Sì alle agevolazioni anche se non c’è il certificato anti-mafia. La mezza paralisi che rischiava di bloccare buona parte dei 6,4 miliardi di investimenti mobilitati dal credito d’imposta per il Sud è scongiurata da una circolare appena pubblicata dal ministero dell’Interno che recepisce quanto chiesto da Confindustria nei mesi scorsi.
E cioè che anche senza la necessaria verifica antimafia che deve essere rilasciata dalle Prefetture - molto spesso in ritardo anche di molti mesi per la pioggia di richieste - si possono «legittimamente» corrispondere «i contributi, i finanziamenti e le altre erogazioni sotto condizione risolutiva», spiega la circolare. Il che significa che in caso di verifica negativa della successiva comunicazione antimafia per l’impresa «la misura del credito d’imposta da recuperare coincide con l’intero importo autorizzato»: in pratica si deve restituire quanto ottenuto.
Il chiarimento del Viminale sblocca così finanziamenti molto attesi dalle imprese del Sud che dopo il restyling dell’aprile del 2017 ai meccanismi alla base del credito d’imposta ha iniziato finalmente a correre: a fine 2017 questa agevolazione contava benefici fiscali prenotati per 1,5 miliardi per 14.204 investimenti privati capaci di mobilitare 4 miliardi di investimenti. Cifra questa che secondo gli ultimi dati a disposizione del ministero per il Sud guidato da Barbara Lezzi - che proprio al Sole 24 Ore ha anticipato nei giorni scorsi la volontà di aumentare il tiraggio di questo bonus - ha raggiunto i 6,4 miliardi di investimenti a fronte di 2,2 miliardi di credito d’imposta. Con quasi metà dell’agevolazione destinata in particolare alle attività manifatturiere.
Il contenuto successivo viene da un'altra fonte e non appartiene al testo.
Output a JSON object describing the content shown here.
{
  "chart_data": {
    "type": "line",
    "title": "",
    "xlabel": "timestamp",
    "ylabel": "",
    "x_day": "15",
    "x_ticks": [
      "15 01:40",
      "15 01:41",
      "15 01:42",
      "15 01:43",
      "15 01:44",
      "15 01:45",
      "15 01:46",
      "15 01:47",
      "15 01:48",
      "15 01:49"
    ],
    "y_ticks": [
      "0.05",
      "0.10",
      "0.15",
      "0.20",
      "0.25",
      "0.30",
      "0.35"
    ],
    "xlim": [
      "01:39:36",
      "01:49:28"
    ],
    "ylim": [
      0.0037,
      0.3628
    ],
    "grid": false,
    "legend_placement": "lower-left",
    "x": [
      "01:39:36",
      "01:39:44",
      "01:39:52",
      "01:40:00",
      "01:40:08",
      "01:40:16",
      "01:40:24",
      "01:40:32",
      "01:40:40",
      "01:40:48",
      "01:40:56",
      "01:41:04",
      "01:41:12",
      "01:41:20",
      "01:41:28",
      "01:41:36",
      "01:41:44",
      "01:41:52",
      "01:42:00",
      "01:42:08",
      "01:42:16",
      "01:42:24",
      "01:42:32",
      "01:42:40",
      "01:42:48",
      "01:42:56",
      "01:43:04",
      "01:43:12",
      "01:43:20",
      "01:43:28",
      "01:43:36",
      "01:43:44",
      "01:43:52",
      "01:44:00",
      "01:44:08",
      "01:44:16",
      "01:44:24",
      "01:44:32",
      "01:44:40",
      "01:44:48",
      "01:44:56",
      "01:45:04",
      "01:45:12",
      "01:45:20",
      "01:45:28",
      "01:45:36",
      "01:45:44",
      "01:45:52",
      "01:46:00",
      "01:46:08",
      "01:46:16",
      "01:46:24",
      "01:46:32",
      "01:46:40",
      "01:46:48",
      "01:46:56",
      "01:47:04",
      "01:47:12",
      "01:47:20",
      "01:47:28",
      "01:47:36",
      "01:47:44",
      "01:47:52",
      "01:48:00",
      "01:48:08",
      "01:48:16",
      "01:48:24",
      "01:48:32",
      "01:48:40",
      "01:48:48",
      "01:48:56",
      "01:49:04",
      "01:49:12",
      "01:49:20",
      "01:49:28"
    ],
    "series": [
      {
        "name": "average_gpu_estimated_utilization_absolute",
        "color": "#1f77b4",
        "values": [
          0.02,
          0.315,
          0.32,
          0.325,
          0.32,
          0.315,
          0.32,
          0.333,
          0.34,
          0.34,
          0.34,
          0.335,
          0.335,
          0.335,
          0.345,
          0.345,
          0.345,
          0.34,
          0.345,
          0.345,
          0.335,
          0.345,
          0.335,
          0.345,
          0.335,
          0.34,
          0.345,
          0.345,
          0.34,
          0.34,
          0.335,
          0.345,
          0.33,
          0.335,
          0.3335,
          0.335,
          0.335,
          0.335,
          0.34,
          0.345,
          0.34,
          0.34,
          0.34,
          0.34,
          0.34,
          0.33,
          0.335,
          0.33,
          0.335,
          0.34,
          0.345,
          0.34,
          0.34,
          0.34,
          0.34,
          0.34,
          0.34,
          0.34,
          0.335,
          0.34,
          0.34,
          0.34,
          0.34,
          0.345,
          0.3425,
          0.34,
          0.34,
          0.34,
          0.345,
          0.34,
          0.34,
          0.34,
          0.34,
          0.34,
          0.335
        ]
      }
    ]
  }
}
La circolare ha però anche il peso di un prezioso precedente: non solo perché risponde a un quesito dell’Agenzia delle Entrate alle prese con questo adempimento per autorizzare il bonus (la stessa Agenzia ha prospettato questa soluzione), ma anche perché questa strada potrebbe rappresentare un modello da seguire anche per l’erogazione di altri aiuti di Stato per gli investimenti delle imprese che potrebbero - come già successo in passato a esempio per i fondi europei per la Pac - finire nello stesso ingorgo.
La soluzione trovata nella circolare nasce dal fatto che l’Agenzia aveva sospeso l’autorizzazione «in attesa della documentazione liberatoria», determinando però - si legge ancora nella Circolare - «un complessivo rallentamento» delle attività «dovuto alla lunghezza dei tempi medi di attesa del provvedimento antimafia». La via d’uscita trovata si appoggia inoltre proprio al Codice antimafia, così come modificato nel 2014 (Dlgs 153/2014) che dà «la facoltà, ma non l’obbligo» di sospendere il versamento fino alla ricezione della comunicazine antimafia. L’imbuto nasce come detto dal fatto che le prefetture competenti non sono in grado di rispondere a tutte le richieste, in attesa che laBanca dati nazionale unica per la documentazione antimafia sia pienamente a regime rendendo così in futuro automatico questo adempimento.
Nella stessa circolare il ministero dell’Interno - in cui risponde ai quesiti dell’Agenzia delle Entrate - precisa anche che, se la fruizione del credito d'imposta viene autorizzata in base al provvedimento antimafia liberatorio e, successivamente, interviene il provvedimento interdittivo, l’autorizzazione non deve essere revocata. Questo perché - spiega il Viminale - le norme di riferimento «nel prevedere l’esercizio della revoca o del recesso, contemplano solo i casi della stipula del contratto, della concessione dei lavori o dell’autorizzazione al subcontratto, senza alcun richiamo alle erogazioni».